Ofsted has slammed family court body Cafcass for the quality of its safeguarding in a report on its Durham and Tees Valley service area, published today.

Inspectors gave the Durham and Tees Valley region an overall rating of ‘inadequate’, in large part because of safeguarding failings. In contrast, inspectors found that the region’s capacity to improve, leadership, management and planning, case planning and recording, partnership working and value for money were ‘satisfactory’, while service responsiveness was rated as good.

Three critical inspections

Inspectors lambasted Cafcass’s safeguarding performance, particularly in private law, in three inspections last year, prompting chief executive Anthony Douglas (pictured below) to make it a priority for improvement.

Safeguarding was rated as satisfactory in trial inspections of Cafcass’s Birmingham and Black Country and Near South West regions, conducted under a new Ofsted methodology earlier this year.

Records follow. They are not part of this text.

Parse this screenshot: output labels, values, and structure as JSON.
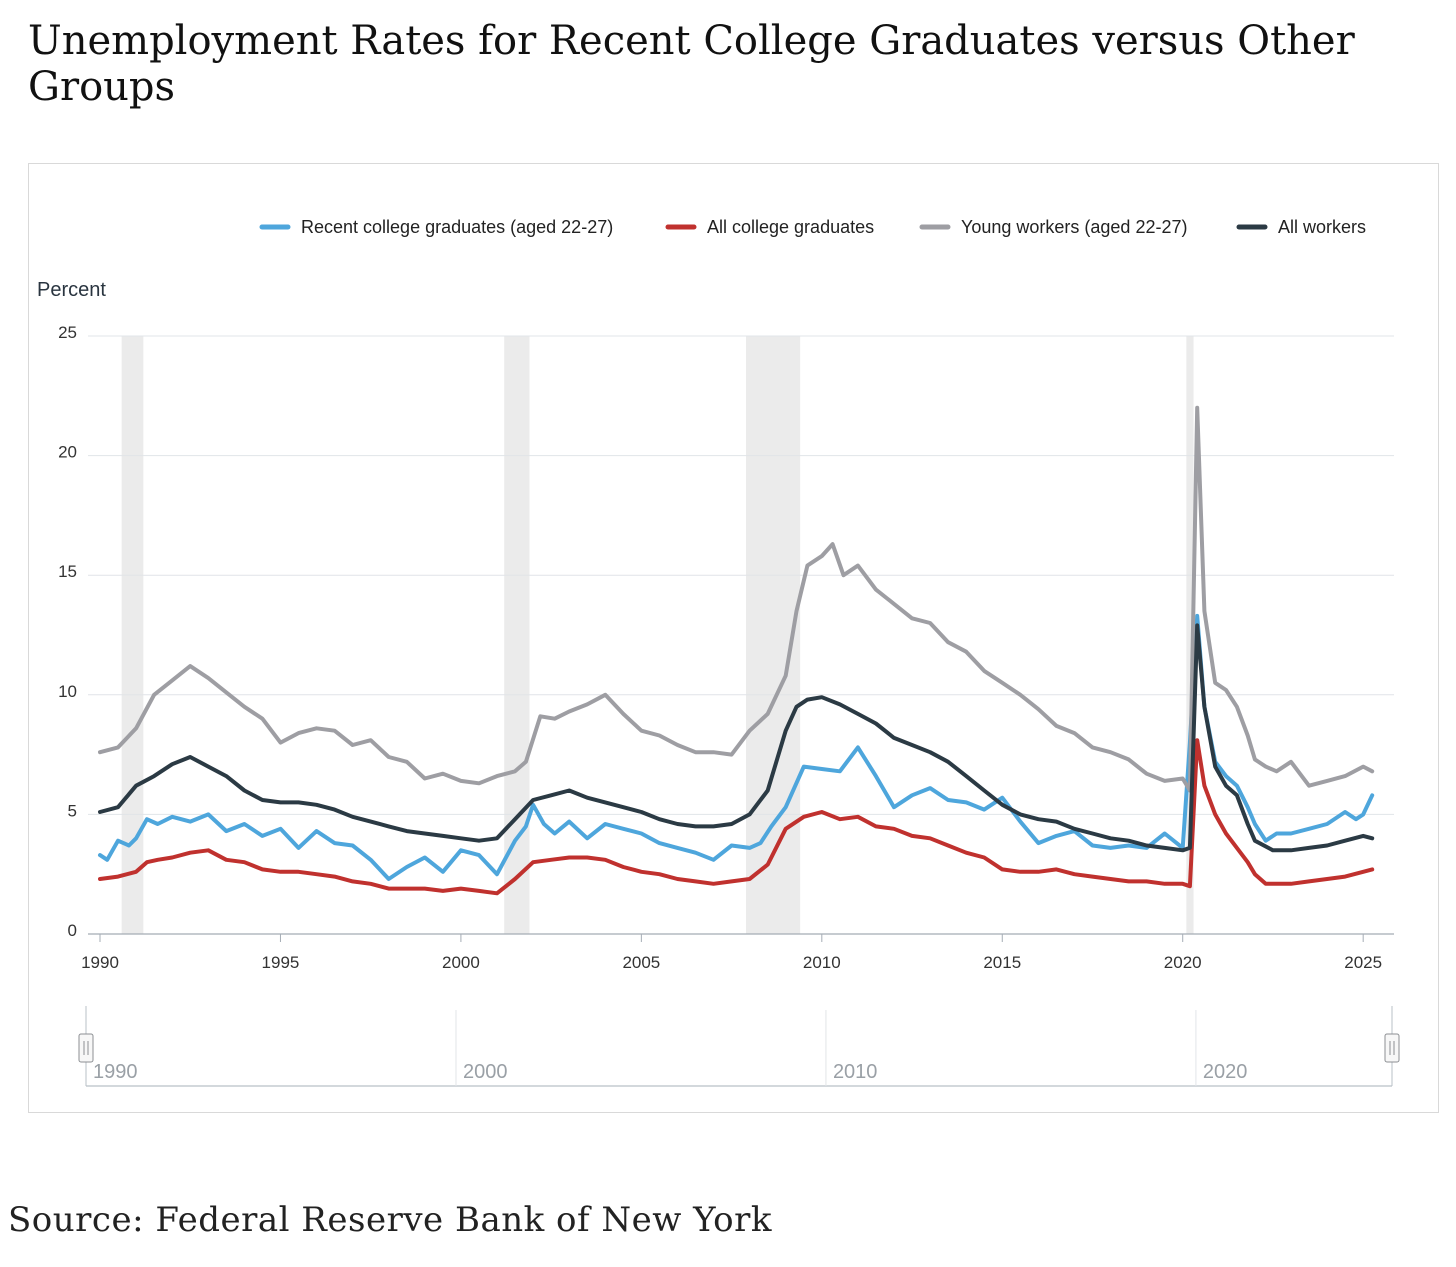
{
  "title": "Unemployment Rates for Recent College Graduates versus Other Groups",
  "source": "Source: Federal Reserve Bank of New York",
  "colors": {
    "recent_grads": "#4ea6dc",
    "all_grads": "#c0312e",
    "young_workers": "#9e9ea3",
    "all_workers": "#2b3a44",
    "recession": "#ebebeb",
    "grid": "#e1e4e8"
  },
  "chart_data": {
    "type": "line",
    "ylabel": "Percent",
    "ylim": [
      0,
      25
    ],
    "yticks": [
      0,
      5,
      10,
      15,
      20,
      25
    ],
    "xlim": [
      1990,
      2025.3
    ],
    "xticks": [
      1990,
      1995,
      2000,
      2005,
      2010,
      2015,
      2020,
      2025
    ],
    "navigator_ticks": [
      1990,
      2000,
      2010,
      2020
    ],
    "grid": true,
    "legend_position": "top",
    "recessions": [
      [
        1990.6,
        1991.2
      ],
      [
        2001.2,
        2001.9
      ],
      [
        2007.9,
        2009.4
      ],
      [
        2020.1,
        2020.3
      ]
    ],
    "series": [
      {
        "name": "Recent college graduates (aged 22-27)",
        "key": "recent_grads",
        "x": [
          1990,
          1990.2,
          1990.5,
          1990.8,
          1991,
          1991.3,
          1991.6,
          1992,
          1992.5,
          1993,
          1993.5,
          1994,
          1994.5,
          1995,
          1995.5,
          1996,
          1996.5,
          1997,
          1997.5,
          1998,
          1998.5,
          1999,
          1999.5,
          2000,
          2000.5,
          2001,
          2001.5,
          2001.8,
          2002,
          2002.3,
          2002.6,
          2003,
          2003.5,
          2004,
          2004.5,
          2005,
          2005.5,
          2006,
          2006.5,
          2007,
          2007.5,
          2008,
          2008.3,
          2008.6,
          2009,
          2009.5,
          2010,
          2010.5,
          2011,
          2011.5,
          2012,
          2012.5,
          2013,
          2013.5,
          2014,
          2014.5,
          2015,
          2015.5,
          2016,
          2016.5,
          2017,
          2017.5,
          2018,
          2018.5,
          2019,
          2019.5,
          2020,
          2020.2,
          2020.4,
          2020.6,
          2020.9,
          2021.2,
          2021.5,
          2021.8,
          2022,
          2022.3,
          2022.6,
          2023,
          2023.5,
          2024,
          2024.5,
          2024.8,
          2025,
          2025.25
        ],
        "values": [
          3.3,
          3.1,
          3.9,
          3.7,
          4.0,
          4.8,
          4.6,
          4.9,
          4.7,
          5.0,
          4.3,
          4.6,
          4.1,
          4.4,
          3.6,
          4.3,
          3.8,
          3.7,
          3.1,
          2.3,
          2.8,
          3.2,
          2.6,
          3.5,
          3.3,
          2.5,
          3.9,
          4.5,
          5.4,
          4.6,
          4.2,
          4.7,
          4.0,
          4.6,
          4.4,
          4.2,
          3.8,
          3.6,
          3.4,
          3.1,
          3.7,
          3.6,
          3.8,
          4.5,
          5.3,
          7.0,
          6.9,
          6.8,
          7.8,
          6.6,
          5.3,
          5.8,
          6.1,
          5.6,
          5.5,
          5.2,
          5.7,
          4.7,
          3.8,
          4.1,
          4.3,
          3.7,
          3.6,
          3.7,
          3.6,
          4.2,
          3.6,
          8.0,
          13.3,
          9.5,
          7.2,
          6.6,
          6.2,
          5.3,
          4.6,
          3.9,
          4.2,
          4.2,
          4.4,
          4.6,
          5.1,
          4.8,
          5.0,
          5.8
        ]
      },
      {
        "name": "All college graduates",
        "key": "all_grads",
        "x": [
          1990,
          1990.5,
          1991,
          1991.3,
          1991.6,
          1992,
          1992.5,
          1993,
          1993.5,
          1994,
          1994.5,
          1995,
          1995.5,
          1996,
          1996.5,
          1997,
          1997.5,
          1998,
          1998.5,
          1999,
          1999.5,
          2000,
          2000.5,
          2001,
          2001.5,
          2002,
          2002.5,
          2003,
          2003.5,
          2004,
          2004.5,
          2005,
          2005.5,
          2006,
          2006.5,
          2007,
          2007.5,
          2008,
          2008.5,
          2009,
          2009.5,
          2010,
          2010.5,
          2011,
          2011.5,
          2012,
          2012.5,
          2013,
          2013.5,
          2014,
          2014.5,
          2015,
          2015.5,
          2016,
          2016.5,
          2017,
          2017.5,
          2018,
          2018.5,
          2019,
          2019.5,
          2020,
          2020.2,
          2020.4,
          2020.6,
          2020.9,
          2021.2,
          2021.5,
          2021.8,
          2022,
          2022.3,
          2022.6,
          2023,
          2023.5,
          2024,
          2024.5,
          2025,
          2025.25
        ],
        "values": [
          2.3,
          2.4,
          2.6,
          3.0,
          3.1,
          3.2,
          3.4,
          3.5,
          3.1,
          3.0,
          2.7,
          2.6,
          2.6,
          2.5,
          2.4,
          2.2,
          2.1,
          1.9,
          1.9,
          1.9,
          1.8,
          1.9,
          1.8,
          1.7,
          2.3,
          3.0,
          3.1,
          3.2,
          3.2,
          3.1,
          2.8,
          2.6,
          2.5,
          2.3,
          2.2,
          2.1,
          2.2,
          2.3,
          2.9,
          4.4,
          4.9,
          5.1,
          4.8,
          4.9,
          4.5,
          4.4,
          4.1,
          4.0,
          3.7,
          3.4,
          3.2,
          2.7,
          2.6,
          2.6,
          2.7,
          2.5,
          2.4,
          2.3,
          2.2,
          2.2,
          2.1,
          2.1,
          2.0,
          8.1,
          6.2,
          5.0,
          4.2,
          3.6,
          3.0,
          2.5,
          2.1,
          2.1,
          2.1,
          2.2,
          2.3,
          2.4,
          2.6,
          2.7
        ]
      },
      {
        "name": "Young workers (aged 22-27)",
        "key": "young_workers",
        "x": [
          1990,
          1990.5,
          1991,
          1991.5,
          1992,
          1992.5,
          1993,
          1993.5,
          1994,
          1994.5,
          1995,
          1995.5,
          1996,
          1996.5,
          1997,
          1997.5,
          1998,
          1998.5,
          1999,
          1999.5,
          2000,
          2000.5,
          2001,
          2001.5,
          2001.8,
          2002.2,
          2002.6,
          2003,
          2003.5,
          2004,
          2004.5,
          2005,
          2005.5,
          2006,
          2006.5,
          2007,
          2007.5,
          2008,
          2008.5,
          2009,
          2009.3,
          2009.6,
          2010,
          2010.3,
          2010.6,
          2011,
          2011.5,
          2012,
          2012.5,
          2013,
          2013.5,
          2014,
          2014.5,
          2015,
          2015.5,
          2016,
          2016.5,
          2017,
          2017.5,
          2018,
          2018.5,
          2019,
          2019.5,
          2020,
          2020.2,
          2020.4,
          2020.6,
          2020.9,
          2021.2,
          2021.5,
          2021.8,
          2022,
          2022.3,
          2022.6,
          2023,
          2023.5,
          2024,
          2024.5,
          2025,
          2025.25
        ],
        "values": [
          7.6,
          7.8,
          8.6,
          10.0,
          10.6,
          11.2,
          10.7,
          10.1,
          9.5,
          9.0,
          8.0,
          8.4,
          8.6,
          8.5,
          7.9,
          8.1,
          7.4,
          7.2,
          6.5,
          6.7,
          6.4,
          6.3,
          6.6,
          6.8,
          7.2,
          9.1,
          9.0,
          9.3,
          9.6,
          10.0,
          9.2,
          8.5,
          8.3,
          7.9,
          7.6,
          7.6,
          7.5,
          8.5,
          9.2,
          10.8,
          13.5,
          15.4,
          15.8,
          16.3,
          15.0,
          15.4,
          14.4,
          13.8,
          13.2,
          13.0,
          12.2,
          11.8,
          11.0,
          10.5,
          10.0,
          9.4,
          8.7,
          8.4,
          7.8,
          7.6,
          7.3,
          6.7,
          6.4,
          6.5,
          6.0,
          22.0,
          13.5,
          10.5,
          10.2,
          9.5,
          8.3,
          7.3,
          7.0,
          6.8,
          7.2,
          6.2,
          6.4,
          6.6,
          7.0,
          6.8
        ]
      },
      {
        "name": "All workers",
        "key": "all_workers",
        "x": [
          1990,
          1990.5,
          1991,
          1991.5,
          1992,
          1992.5,
          1993,
          1993.5,
          1994,
          1994.5,
          1995,
          1995.5,
          1996,
          1996.5,
          1997,
          1997.5,
          1998,
          1998.5,
          1999,
          1999.5,
          2000,
          2000.5,
          2001,
          2001.5,
          2002,
          2002.5,
          2003,
          2003.5,
          2004,
          2004.5,
          2005,
          2005.5,
          2006,
          2006.5,
          2007,
          2007.5,
          2008,
          2008.5,
          2009,
          2009.3,
          2009.6,
          2010,
          2010.5,
          2011,
          2011.5,
          2012,
          2012.5,
          2013,
          2013.5,
          2014,
          2014.5,
          2015,
          2015.5,
          2016,
          2016.5,
          2017,
          2017.5,
          2018,
          2018.5,
          2019,
          2019.5,
          2020,
          2020.2,
          2020.4,
          2020.6,
          2020.9,
          2021.2,
          2021.5,
          2021.8,
          2022,
          2022.5,
          2023,
          2023.5,
          2024,
          2024.5,
          2025,
          2025.25
        ],
        "values": [
          5.1,
          5.3,
          6.2,
          6.6,
          7.1,
          7.4,
          7.0,
          6.6,
          6.0,
          5.6,
          5.5,
          5.5,
          5.4,
          5.2,
          4.9,
          4.7,
          4.5,
          4.3,
          4.2,
          4.1,
          4.0,
          3.9,
          4.0,
          4.8,
          5.6,
          5.8,
          6.0,
          5.7,
          5.5,
          5.3,
          5.1,
          4.8,
          4.6,
          4.5,
          4.5,
          4.6,
          5.0,
          6.0,
          8.5,
          9.5,
          9.8,
          9.9,
          9.6,
          9.2,
          8.8,
          8.2,
          7.9,
          7.6,
          7.2,
          6.6,
          6.0,
          5.4,
          5.0,
          4.8,
          4.7,
          4.4,
          4.2,
          4.0,
          3.9,
          3.7,
          3.6,
          3.5,
          3.6,
          12.9,
          9.5,
          7.0,
          6.2,
          5.8,
          4.6,
          3.9,
          3.5,
          3.5,
          3.6,
          3.7,
          3.9,
          4.1,
          4.0
        ]
      }
    ]
  }
}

Five cases not handled appropriately

However, today’s report, marking the third trial of the inspection methodology, said there were five cases where serious safeguarding concerns had not been responded to appropriately by practitioners or their managers, including instances of alleged domestic violence.

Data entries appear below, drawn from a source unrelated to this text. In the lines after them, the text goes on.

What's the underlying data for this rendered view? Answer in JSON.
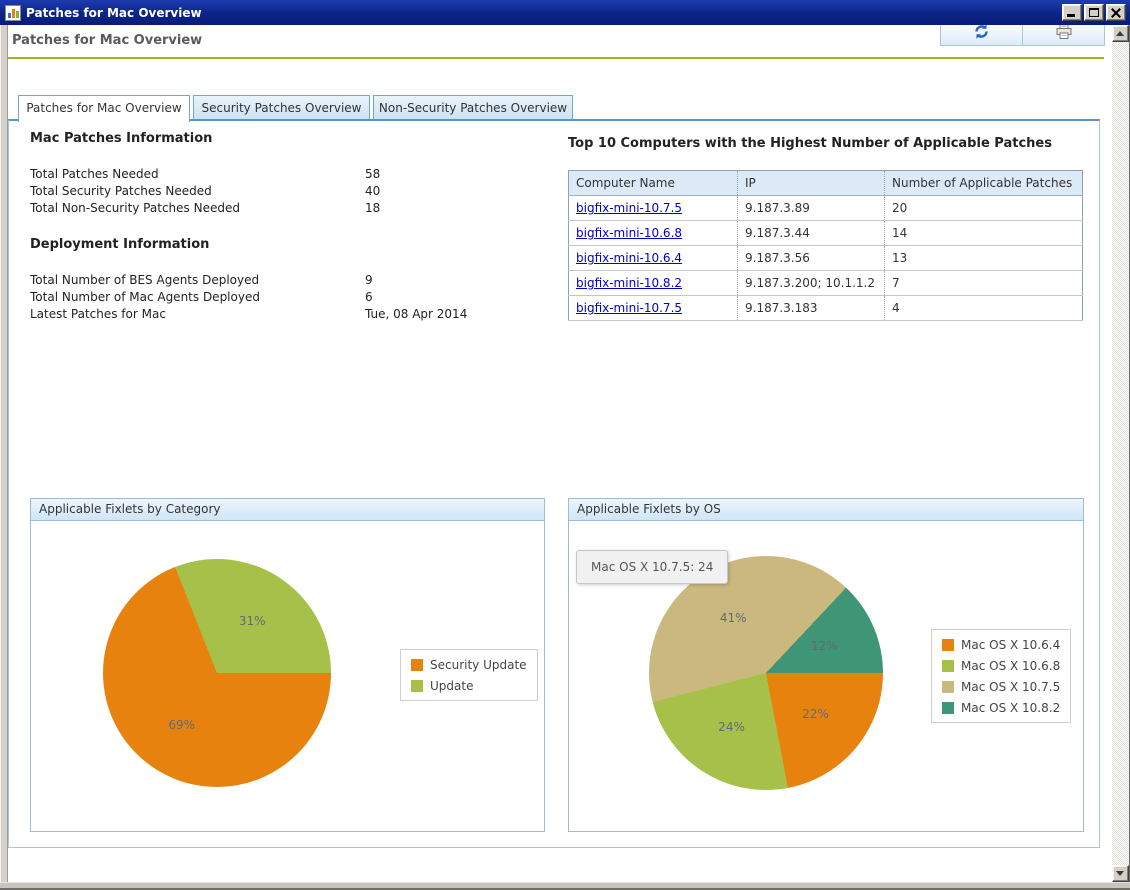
{
  "window": {
    "title": "Patches for Mac Overview"
  },
  "header": {
    "title": "Patches for Mac Overview"
  },
  "toolbar": {
    "icons": [
      "refresh-icon",
      "print-icon"
    ]
  },
  "tabs": [
    {
      "label": "Patches for Mac Overview",
      "active": true
    },
    {
      "label": "Security Patches Overview",
      "active": false
    },
    {
      "label": "Non-Security Patches Overview",
      "active": false
    }
  ],
  "info_sections": [
    {
      "title": "Mac Patches Information",
      "rows": [
        {
          "label": "Total Patches Needed",
          "value": "58"
        },
        {
          "label": "Total Security Patches Needed",
          "value": "40"
        },
        {
          "label": "Total Non-Security Patches Needed",
          "value": "18"
        }
      ]
    },
    {
      "title": "Deployment Information",
      "rows": [
        {
          "label": "Total Number of BES Agents Deployed",
          "value": "9"
        },
        {
          "label": "Total Number of Mac Agents Deployed",
          "value": "6"
        },
        {
          "label": "Latest Patches for Mac",
          "value": "Tue, 08 Apr 2014"
        }
      ]
    }
  ],
  "computers_table": {
    "title": "Top 10 Computers with the Highest Number of Applicable Patches",
    "columns": [
      "Computer Name",
      "IP",
      "Number of Applicable Patches"
    ],
    "rows": [
      {
        "name": "bigfix-mini-10.7.5",
        "ip": "9.187.3.89",
        "patches": "20"
      },
      {
        "name": "bigfix-mini-10.6.8",
        "ip": "9.187.3.44",
        "patches": "14"
      },
      {
        "name": "bigfix-mini-10.6.4",
        "ip": "9.187.3.56",
        "patches": "13"
      },
      {
        "name": "bigfix-mini-10.8.2",
        "ip": "9.187.3.200; 10.1.1.2",
        "patches": "7"
      },
      {
        "name": "bigfix-mini-10.7.5",
        "ip": "9.187.3.183",
        "patches": "4"
      }
    ]
  },
  "chart_data": [
    {
      "type": "pie",
      "title": "Applicable Fixlets by Category",
      "legend_position": "right",
      "start": "east-clockwise",
      "slices": [
        {
          "label": "Security Update",
          "percent": 69,
          "color": "#e8820e"
        },
        {
          "label": "Update",
          "percent": 31,
          "color": "#a6c04a"
        }
      ]
    },
    {
      "type": "pie",
      "title": "Applicable Fixlets by OS",
      "legend_position": "right",
      "start": "east-clockwise",
      "tooltip": "Mac OS X 10.7.5: 24",
      "slices": [
        {
          "label": "Mac OS X 10.6.4",
          "percent": 22,
          "color": "#e8820e"
        },
        {
          "label": "Mac OS X 10.6.8",
          "percent": 24,
          "color": "#a6c04a"
        },
        {
          "label": "Mac OS X 10.7.5",
          "percent": 41,
          "color": "#cbb87f"
        },
        {
          "label": "Mac OS X 10.8.2",
          "percent": 12,
          "color": "#3e9677"
        }
      ]
    }
  ],
  "accent_colors": {
    "header_divider": "#9cb716",
    "link": "#0000cc",
    "titlebar": "#0c2488"
  }
}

Ofsted referred all of these cases to the head of service requesting an urgent review, though it said no child was at immediate risk of significant harm. Inspectors also found that case files indicated “variable and inconsistent practice in regard to risk assessment”.

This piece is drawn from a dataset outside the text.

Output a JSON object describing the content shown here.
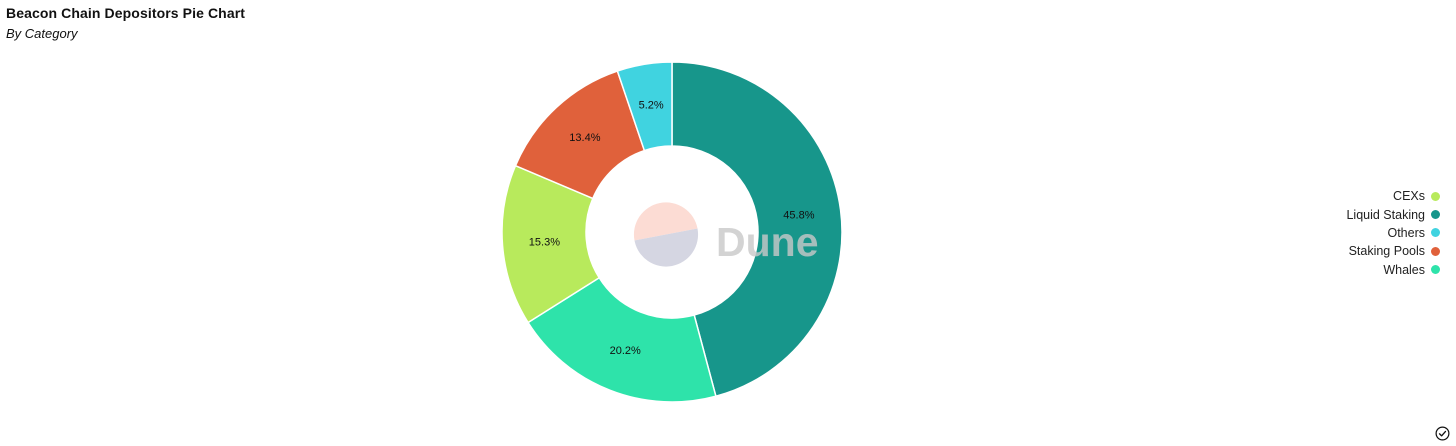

Douglas said: “The inadequacies in our safeguarding practice, while not placing any individual child at risk, are unacceptable. Immediate steps were taken to ensure full compliance with our policies and procedures.”

He added: “I have said before that it will take eighteen months more to improve consistently across the country as we are changing fundamental working practices and that takes time.”

The service area was also rated as inadequate on performance management and workforce development, complaint handling engagement with children, assessment and intervention and direct work with children and in meeting the five Every Child Matters outcomes for children.

Every Child Matters controversy

The latter criterion, a new objective for Cafcass under Ofsted’s revised methodology, has proved controversial with Douglas saying it is a challenge for the family court body to meet the five outcomes because it handles children’s cases only briefly.

Ofsted said the Durham service area was meeting most of its key performance indicators and exceeding some, and that service managers understood the challenges it had to overcome.


The inspectorate’s recommendations included:-

  • Ensuring children and young people are safeguarded through consistent compliance with the Cafcass safeguarding policy in all cases.
  • Ensuring consistent quality assurance of practice.
  • Fulfilling the statutory duty to cooperate in all local safeguarding children boards.

Brian Brown, Cafcass’s head of service for Durham and Tees Valley, added: “We are aware of what we need to do to improve and I am confident that my teams will rise to the challenge as they are a committed and dedicated workforce.”